Krista Hutley
LIS 303
November 17, 2003
Nonfiction critique
The title tells it all in this gripping and informative look at the yellow fever outbreak in Philadelphia in 1793. Murphy chronicles the beginning and spread of the disease that raged out of control in Philadelphia from Saturday, August 3, 1793 to January of 1794 (and then reappeared successive times over the next 100+ years, in Philadelphia and in other places) from both a broad historical view and a personalized “right in the thick of it” view. He introduces and characterizes important people and groups—Dr. Benjamin Rush, George Washington, Mayor Clarkson, the Free African Society, the Bush Hill hospital—in three-dimensional terms. He also covers the symptoms of the disease itself, the medical practices and beliefs of the time, the folkloristic home remedies used to treat the disease, the city's environment in terms of water, sewage, food supply, and the city's political, class, and race struggles. Through it all, he offers an in-depth look of what it was like to live in the nation's then capital during this time of crisis. He then jumps forward to discuss other yellow fever outbreaks and how it eventually came to pass that the mosquito was discovered as the carrier of the disease, and he extends his research even further to show how these yellow fever epidemics relate to our current society (“there is still no cure for yellow fever”).
Murphy does not patronize his audience with simplistic explanations or broadly drawn characters, nor does he confuse his audience with unexplained terminology or concepts. He covers a huge amount of knowledge in a simply written, engaging narrative that moves quickly without glossing over important elements. He understands that his readers not only want facts but also want them presented in an interesting way, and that this does not mean he has to compromise the facts for the sake of the story. He explains the gruesome details of yellow fever and of medical practices and beliefs (like bleeding and purging) in understandable terms while putting them in context. He doesn't flinch away from describing how poor residents suffered more than rich (who in many cases fled the city) and how black residents of Philadelphia stepped up to help their white neighbors and were, in many cases, treated badly for it.
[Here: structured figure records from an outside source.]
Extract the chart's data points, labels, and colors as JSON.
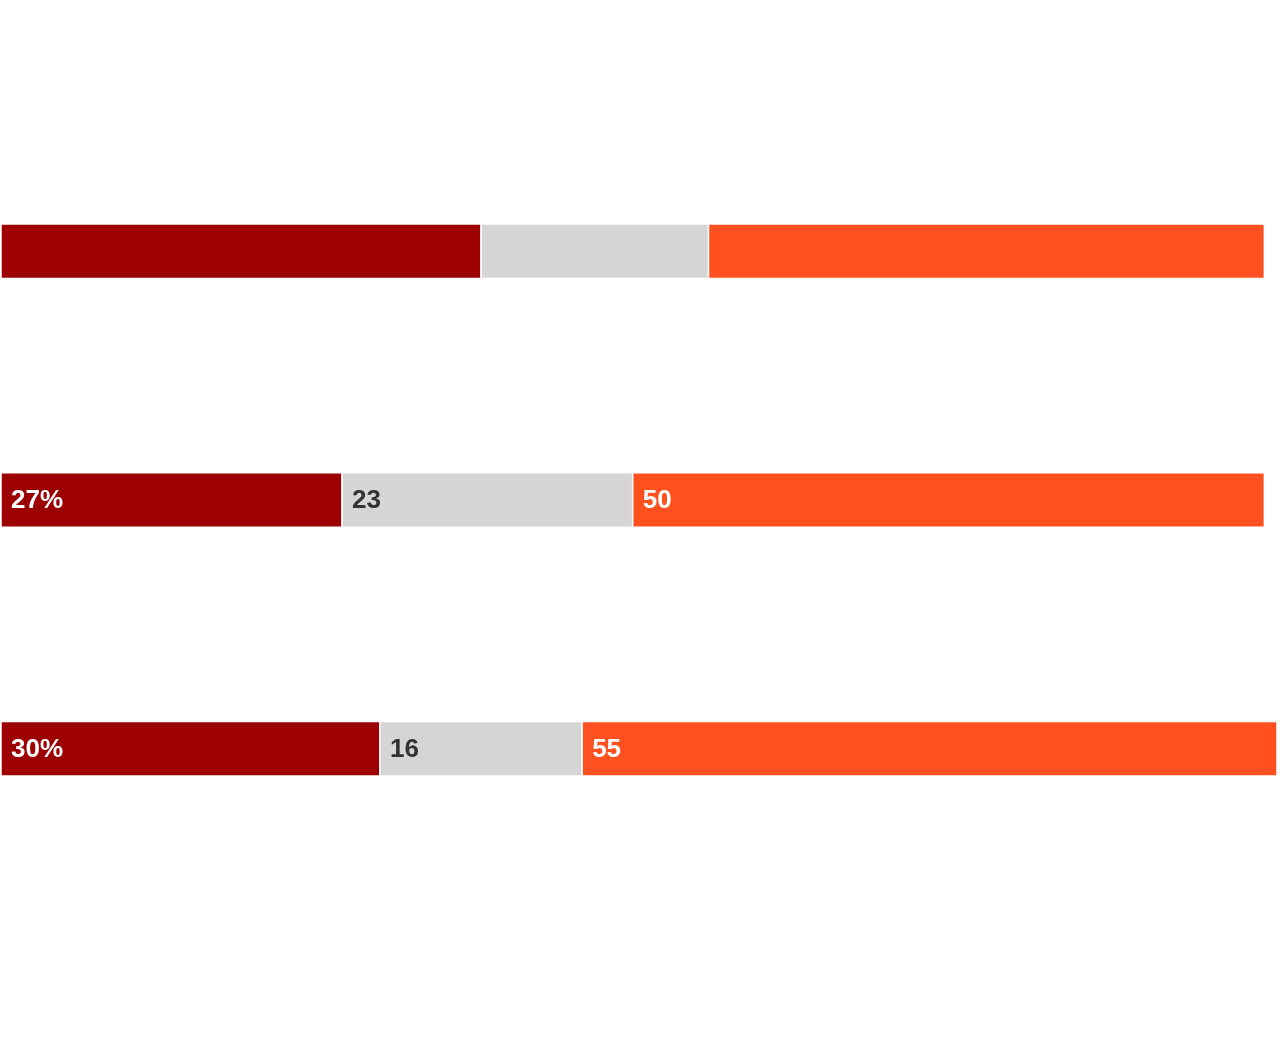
{
  "chart_data": {
    "type": "bar",
    "orientation": "horizontal",
    "stacked": true,
    "categories": [
      null,
      null,
      null
    ],
    "series": [
      {
        "color": "#9c0000",
        "values": [
          38,
          27,
          30
        ],
        "value_labels": [
          null,
          "27%",
          "30%"
        ]
      },
      {
        "color": "#d5d5d5",
        "values": [
          18,
          23,
          16
        ],
        "value_labels": [
          null,
          "23",
          "16"
        ]
      },
      {
        "color": "#ff5020",
        "values": [
          44,
          50,
          55
        ],
        "value_labels": [
          null,
          "50",
          "55"
        ]
      }
    ]
  }
}
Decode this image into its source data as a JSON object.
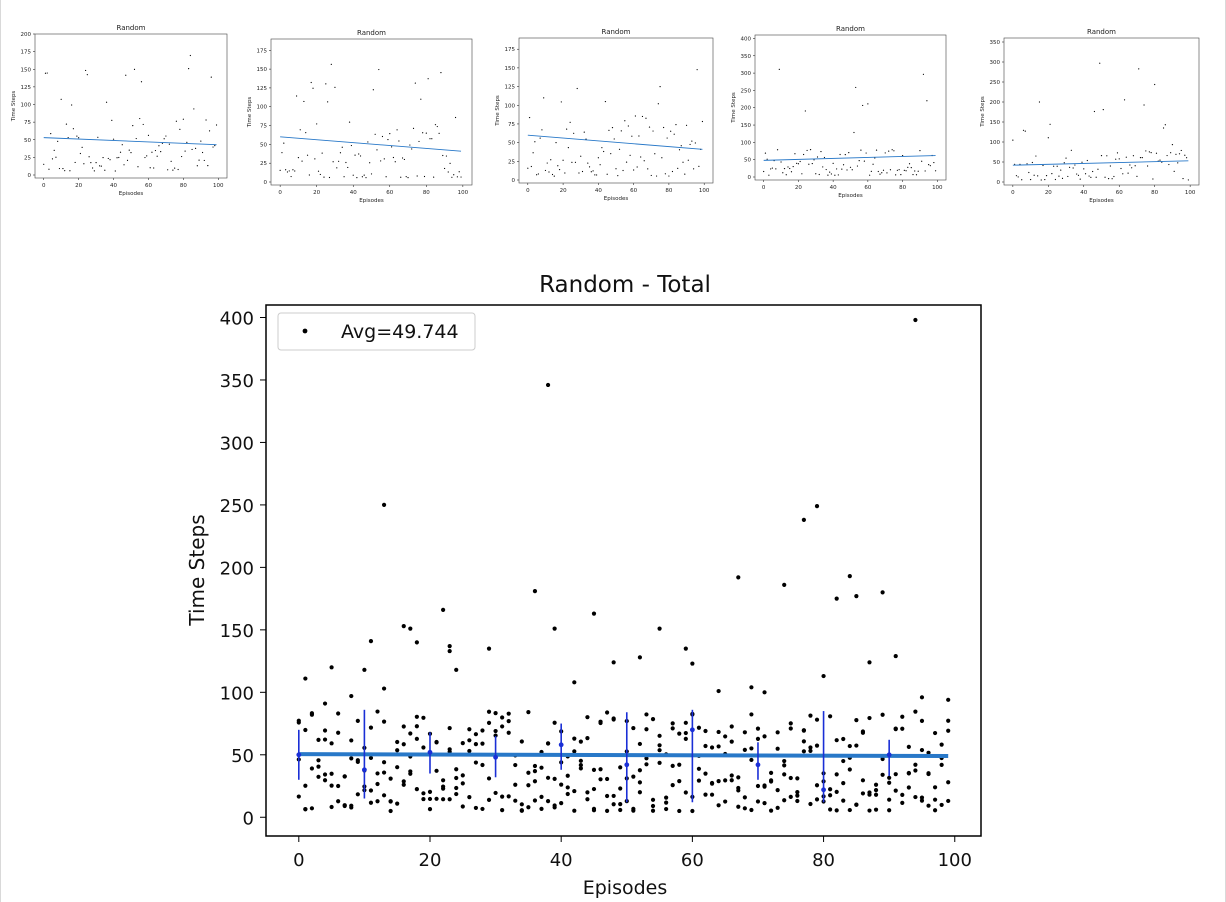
{
  "figure": {
    "thumbnails": [
      {
        "title": "Random",
        "xlabel": "Episodes",
        "ylabel": "Time Steps",
        "ylim": [
          0,
          200
        ],
        "yticks": [
          0,
          25,
          50,
          75,
          100,
          125,
          150,
          175,
          200
        ],
        "fit": [
          53,
          43
        ],
        "seed": 11
      },
      {
        "title": "Random",
        "xlabel": "Episodes",
        "ylabel": "Time Steps",
        "ylim": [
          0,
          190
        ],
        "yticks": [
          0,
          25,
          50,
          75,
          100,
          125,
          150,
          175
        ],
        "fit": [
          60,
          41
        ],
        "seed": 23
      },
      {
        "title": "Random",
        "xlabel": "Episodes",
        "ylabel": "Time Steps",
        "ylim": [
          0,
          190
        ],
        "yticks": [
          0,
          25,
          50,
          75,
          100,
          125,
          150,
          175
        ],
        "fit": [
          60,
          41
        ],
        "seed": 37
      },
      {
        "title": "Random",
        "xlabel": "Episodes",
        "ylabel": "Time Steps",
        "ylim": [
          0,
          410
        ],
        "yticks": [
          0,
          50,
          100,
          150,
          200,
          250,
          300,
          350,
          400
        ],
        "fit": [
          48,
          62
        ],
        "seed": 41
      },
      {
        "title": "Random",
        "xlabel": "Episodes",
        "ylabel": "Time Steps",
        "ylim": [
          0,
          360
        ],
        "yticks": [
          0,
          50,
          100,
          150,
          200,
          250,
          300,
          350
        ],
        "fit": [
          42,
          53
        ],
        "seed": 53
      }
    ]
  },
  "chart_data": {
    "type": "scatter",
    "title": "Random - Total",
    "xlabel": "Episodes",
    "ylabel": "Time Steps",
    "xlim": [
      -5,
      104
    ],
    "ylim": [
      -15,
      410
    ],
    "xticks": [
      0,
      20,
      40,
      60,
      80,
      100
    ],
    "yticks": [
      0,
      50,
      100,
      150,
      200,
      250,
      300,
      350,
      400
    ],
    "legend": {
      "label": "Avg=49.744",
      "position": "upper-left"
    },
    "average": 49.744,
    "fit_line": {
      "x": [
        0,
        99
      ],
      "y": [
        50.5,
        49
      ]
    },
    "outliers": [
      {
        "x": 1,
        "y": 111
      },
      {
        "x": 4,
        "y": 91
      },
      {
        "x": 5,
        "y": 120
      },
      {
        "x": 8,
        "y": 97
      },
      {
        "x": 10,
        "y": 118
      },
      {
        "x": 11,
        "y": 141
      },
      {
        "x": 13,
        "y": 250
      },
      {
        "x": 13,
        "y": 103
      },
      {
        "x": 16,
        "y": 153
      },
      {
        "x": 17,
        "y": 151
      },
      {
        "x": 18,
        "y": 140
      },
      {
        "x": 22,
        "y": 166
      },
      {
        "x": 23,
        "y": 137
      },
      {
        "x": 23,
        "y": 133
      },
      {
        "x": 24,
        "y": 118
      },
      {
        "x": 29,
        "y": 135
      },
      {
        "x": 36,
        "y": 181
      },
      {
        "x": 38,
        "y": 346
      },
      {
        "x": 39,
        "y": 151
      },
      {
        "x": 42,
        "y": 108
      },
      {
        "x": 45,
        "y": 163
      },
      {
        "x": 48,
        "y": 124
      },
      {
        "x": 52,
        "y": 128
      },
      {
        "x": 55,
        "y": 151
      },
      {
        "x": 59,
        "y": 135
      },
      {
        "x": 60,
        "y": 123
      },
      {
        "x": 64,
        "y": 101
      },
      {
        "x": 67,
        "y": 192
      },
      {
        "x": 69,
        "y": 104
      },
      {
        "x": 71,
        "y": 100
      },
      {
        "x": 74,
        "y": 186
      },
      {
        "x": 77,
        "y": 238
      },
      {
        "x": 79,
        "y": 249
      },
      {
        "x": 80,
        "y": 113
      },
      {
        "x": 82,
        "y": 175
      },
      {
        "x": 84,
        "y": 193
      },
      {
        "x": 85,
        "y": 177
      },
      {
        "x": 87,
        "y": 124
      },
      {
        "x": 89,
        "y": 180
      },
      {
        "x": 91,
        "y": 129
      },
      {
        "x": 94,
        "y": 398
      },
      {
        "x": 95,
        "y": 96
      },
      {
        "x": 99,
        "y": 94
      }
    ],
    "error_bars": [
      {
        "x": 0,
        "mean": 50,
        "low": 30,
        "high": 70
      },
      {
        "x": 10,
        "mean": 38,
        "low": 15,
        "high": 86
      },
      {
        "x": 20,
        "mean": 52,
        "low": 35,
        "high": 68
      },
      {
        "x": 30,
        "mean": 48,
        "low": 32,
        "high": 65
      },
      {
        "x": 40,
        "mean": 58,
        "low": 38,
        "high": 75
      },
      {
        "x": 50,
        "mean": 42,
        "low": 12,
        "high": 84
      },
      {
        "x": 60,
        "mean": 70,
        "low": 12,
        "high": 86
      },
      {
        "x": 70,
        "mean": 42,
        "low": 30,
        "high": 60
      },
      {
        "x": 80,
        "mean": 22,
        "low": 12,
        "high": 85
      },
      {
        "x": 90,
        "mean": 50,
        "low": 33,
        "high": 62
      }
    ]
  }
}
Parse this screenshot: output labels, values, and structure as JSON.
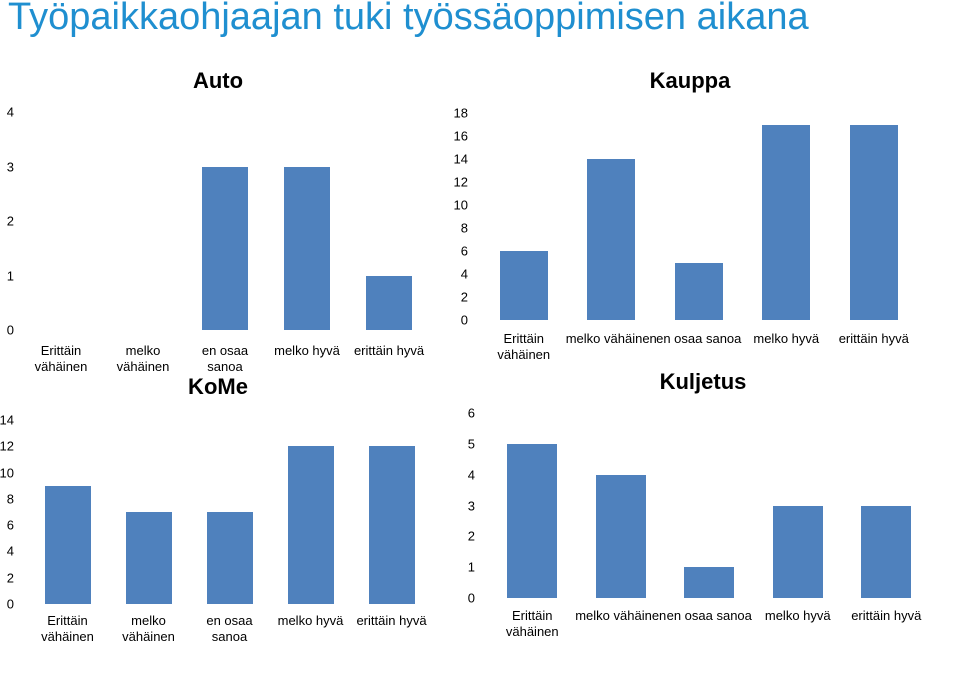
{
  "title": "Työpaikkaohjaajan tuki työssäoppimisen aikana",
  "chart_data": [
    {
      "type": "bar",
      "title": "Auto",
      "categories": [
        "Erittäin vähäinen",
        "melko vähäinen",
        "en osaa sanoa",
        "melko hyvä",
        "erittäin hyvä"
      ],
      "values": [
        0,
        0,
        3,
        3,
        1
      ],
      "color": "#4f81bd",
      "ylim": [
        0,
        4
      ],
      "yticks": [
        0,
        1,
        2,
        3,
        4
      ]
    },
    {
      "type": "bar",
      "title": "Kauppa",
      "categories": [
        "Erittäin vähäinen",
        "melko vähäinen",
        "en osaa sanoa",
        "melko hyvä",
        "erittäin hyvä"
      ],
      "values": [
        6,
        14,
        5,
        17,
        17
      ],
      "color": "#4f81bd",
      "ylim": [
        0,
        18
      ],
      "yticks": [
        0,
        2,
        4,
        6,
        8,
        10,
        12,
        14,
        16,
        18
      ]
    },
    {
      "type": "bar",
      "title": "KoMe",
      "categories": [
        "Erittäin vähäinen",
        "melko vähäinen",
        "en osaa sanoa",
        "melko hyvä",
        "erittäin hyvä"
      ],
      "values": [
        9,
        7,
        7,
        12,
        12
      ],
      "color": "#4f81bd",
      "ylim": [
        0,
        14
      ],
      "yticks": [
        0,
        2,
        4,
        6,
        8,
        10,
        12,
        14
      ]
    },
    {
      "type": "bar",
      "title": "Kuljetus",
      "categories": [
        "Erittäin vähäinen",
        "melko vähäinen",
        "en osaa sanoa",
        "melko hyvä",
        "erittäin hyvä"
      ],
      "values": [
        5,
        4,
        1,
        3,
        3
      ],
      "color": "#4f81bd",
      "ylim": [
        0,
        6
      ],
      "yticks": [
        0,
        1,
        2,
        3,
        4,
        5,
        6
      ]
    }
  ]
}
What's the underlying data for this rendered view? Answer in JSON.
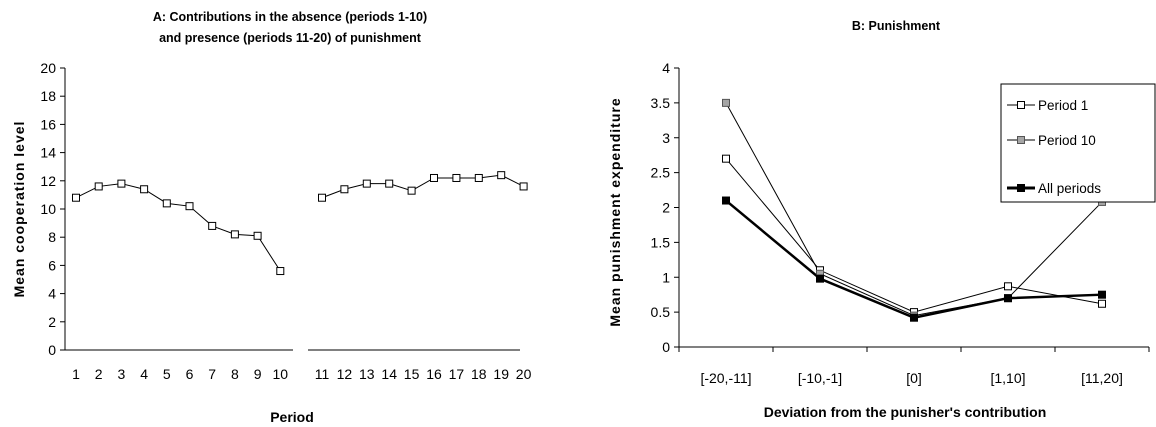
{
  "chart_data": [
    {
      "type": "line",
      "title": "A: Contributions in the absence (periods 1-10)",
      "title_line2": "and presence (periods 11-20) of punishment",
      "xlabel": "Period",
      "ylabel": "Mean cooperation level",
      "ylim": [
        0,
        20
      ],
      "yticks": [
        0,
        2,
        4,
        6,
        8,
        10,
        12,
        14,
        16,
        18,
        20
      ],
      "xticks": [
        1,
        2,
        3,
        4,
        5,
        6,
        7,
        8,
        9,
        10,
        11,
        12,
        13,
        14,
        15,
        16,
        17,
        18,
        19,
        20
      ],
      "grid": false,
      "segments": [
        {
          "x": [
            1,
            2,
            3,
            4,
            5,
            6,
            7,
            8,
            9,
            10
          ],
          "values": [
            10.8,
            11.6,
            11.8,
            11.4,
            10.4,
            10.2,
            8.8,
            8.2,
            8.1,
            5.6
          ]
        },
        {
          "x": [
            11,
            12,
            13,
            14,
            15,
            16,
            17,
            18,
            19,
            20
          ],
          "values": [
            10.8,
            11.4,
            11.8,
            11.8,
            11.3,
            12.2,
            12.2,
            12.2,
            12.4,
            11.6
          ]
        }
      ],
      "marker": "open-square",
      "color": "#000000"
    },
    {
      "type": "line",
      "title": "B: Punishment",
      "xlabel": "Deviation from the punisher's contribution",
      "ylabel": "Mean punishment expenditure",
      "categories": [
        "[-20,-11]",
        "[-10,-1]",
        "[0]",
        "[1,10]",
        "[11,20]"
      ],
      "ylim": [
        0,
        4
      ],
      "yticks": [
        "0",
        "0.5",
        "1",
        "1.5",
        "2",
        "2.5",
        "3",
        "3.5",
        "4"
      ],
      "grid": false,
      "legend_position": "top-right",
      "series": [
        {
          "name": "Period 1",
          "values": [
            2.7,
            1.1,
            0.5,
            0.87,
            0.62
          ],
          "marker_fill": "#ffffff",
          "line_width": 1
        },
        {
          "name": "Period 10",
          "values": [
            3.5,
            1.05,
            0.45,
            0.7,
            2.08
          ],
          "marker_fill": "#a6a6a6",
          "line_width": 1
        },
        {
          "name": "All periods",
          "values": [
            2.1,
            0.98,
            0.42,
            0.7,
            0.75
          ],
          "marker_fill": "#000000",
          "line_width": 2.5
        }
      ]
    }
  ]
}
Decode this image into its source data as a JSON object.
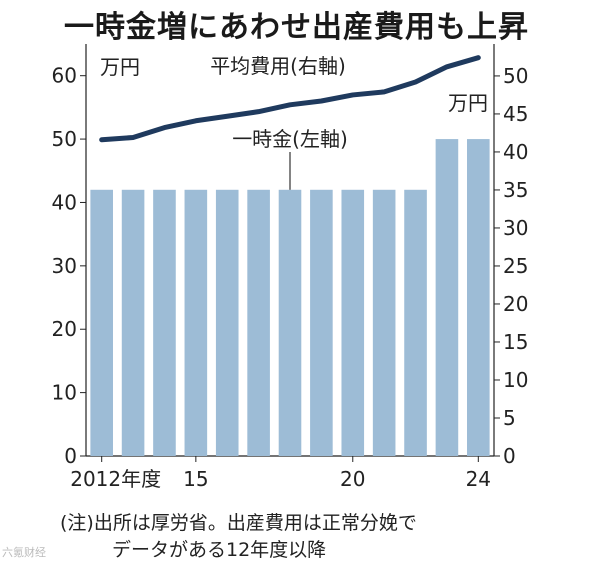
{
  "title": "一時金増にあわせ出産費用も上昇",
  "note": {
    "line1": "(注)出所は厚労省。出産費用は正常分娩で",
    "line2": "データがある12年度以降"
  },
  "watermark": "六氪财经",
  "colors": {
    "bar": "#9dbcd6",
    "line": "#1f3a5e",
    "axis": "#222222",
    "grid": "#cccccc"
  },
  "chart_data": {
    "type": "bar",
    "categories": [
      "2012",
      "2013",
      "2014",
      "2015",
      "2016",
      "2017",
      "2018",
      "2019",
      "2020",
      "2021",
      "2022",
      "2023",
      "2024"
    ],
    "x_tick_labels": [
      {
        "index": 0,
        "label": "2012年度"
      },
      {
        "index": 3,
        "label": "15"
      },
      {
        "index": 8,
        "label": "20"
      },
      {
        "index": 12,
        "label": "24"
      }
    ],
    "y_left": {
      "unit": "万円",
      "ticks": [
        0,
        10,
        20,
        30,
        40,
        50,
        60
      ],
      "range": [
        0,
        65
      ]
    },
    "y_right": {
      "unit": "万円",
      "ticks": [
        0,
        5,
        10,
        15,
        20,
        25,
        30,
        35,
        40,
        45,
        50
      ],
      "range": [
        0,
        54.2
      ]
    },
    "series": [
      {
        "name": "一時金(左軸)",
        "type": "bar",
        "axis": "left",
        "values": [
          42,
          42,
          42,
          42,
          42,
          42,
          42,
          42,
          42,
          42,
          42,
          50,
          50
        ]
      },
      {
        "name": "平均費用(右軸)",
        "type": "line",
        "axis": "right",
        "values": [
          41.6,
          41.9,
          43.2,
          44.1,
          44.7,
          45.3,
          46.2,
          46.7,
          47.5,
          47.9,
          49.2,
          51.2,
          52.4
        ]
      }
    ],
    "grid": false
  }
}
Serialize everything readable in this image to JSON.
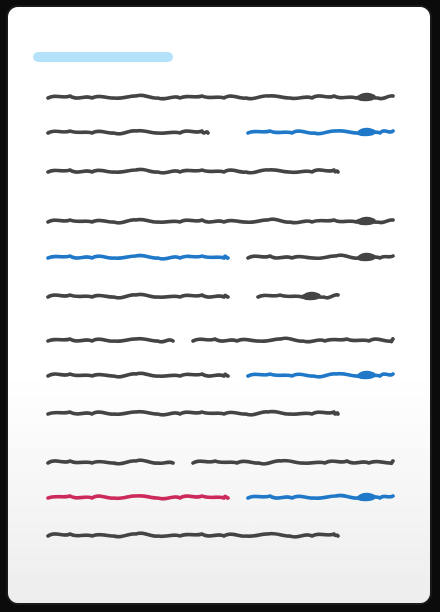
{
  "colors": {
    "title_bar": "#b4e2fb",
    "ink": "#444444",
    "blue": "#1f78c8",
    "red": "#cc2a5a"
  },
  "lines": [
    {
      "segments": [
        {
          "color": "ink",
          "heavy": true
        }
      ]
    },
    {
      "segments": [
        {
          "color": "ink"
        },
        {
          "color": "blue",
          "heavy": true
        }
      ]
    },
    {
      "segments": [
        {
          "color": "ink"
        }
      ]
    },
    {
      "segments": [
        {
          "color": "ink",
          "heavy": true
        }
      ]
    },
    {
      "segments": [
        {
          "color": "blue"
        },
        {
          "color": "ink",
          "heavy": true
        }
      ]
    },
    {
      "segments": [
        {
          "color": "ink"
        },
        {
          "color": "ink",
          "heavy": true
        }
      ]
    },
    {
      "segments": [
        {
          "color": "ink"
        },
        {
          "color": "ink"
        }
      ]
    },
    {
      "segments": [
        {
          "color": "ink"
        },
        {
          "color": "blue",
          "heavy": true
        }
      ]
    },
    {
      "segments": [
        {
          "color": "ink"
        }
      ]
    },
    {
      "segments": [
        {
          "color": "ink"
        },
        {
          "color": "ink"
        }
      ]
    },
    {
      "segments": [
        {
          "color": "red"
        },
        {
          "color": "blue",
          "heavy": true
        }
      ]
    },
    {
      "segments": [
        {
          "color": "ink"
        }
      ]
    }
  ]
}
The most wonderful thing about this book is that it is thoroughly researched and shows itself to be so. Each chapter includes a full-size reprint from actual contemporary papers and books, like pages from the newspaper The Federal Gazette or Mathew Carey's list of the dead (those who died from yellow fever). In many cases, the reprint shown was discussed in the previous chapter, so that readers can see the evidence themselves. Murphy also includes tons of contemporary drawings (no photographs of course) of important people and of Philadelphia , as well as a Note about the illustrations at the end of the book. He has an extensive list of sources arranged by category (“Firsthand Accounts: Nonmedical”; “Firsthand Accounts: Medical”; “All About Yellow Fever”; etc.), including many primary sources, some of which he discusses in his history (like A Narrative of the Proceedings of the Black People, During the Late Awful Calamity in Philadelphia, in the Year 1793: and a Refutation of Some Censures, Thrown Upon Them in Some Late Publications by Absalom Jones and Richard Allen, two members of the Free African Society that wrote a book to respond to false charges toward blacks in Mathew Carey's history of the disease). Murphy's sources cover many angles, including doctoring in the past, Philadelphia in the past and present, George Washington, blacks in Philadelphia , mosquitoes, and other plagues.
All in all, this is a terrific and horrifying account of a deadly disease that is still on the loose and could, in the future, come back to haunt us. Here are Jim Murphy's final words: “Yet, if the history of yellow fever tells us anything, it is that this is a struggle with no real end. Yellow fever as we know it now might be conquered, but another version of the disease will eventually emerge to challenge us again. And when it does, we will have to overcome our fears and be prepared to confront it.”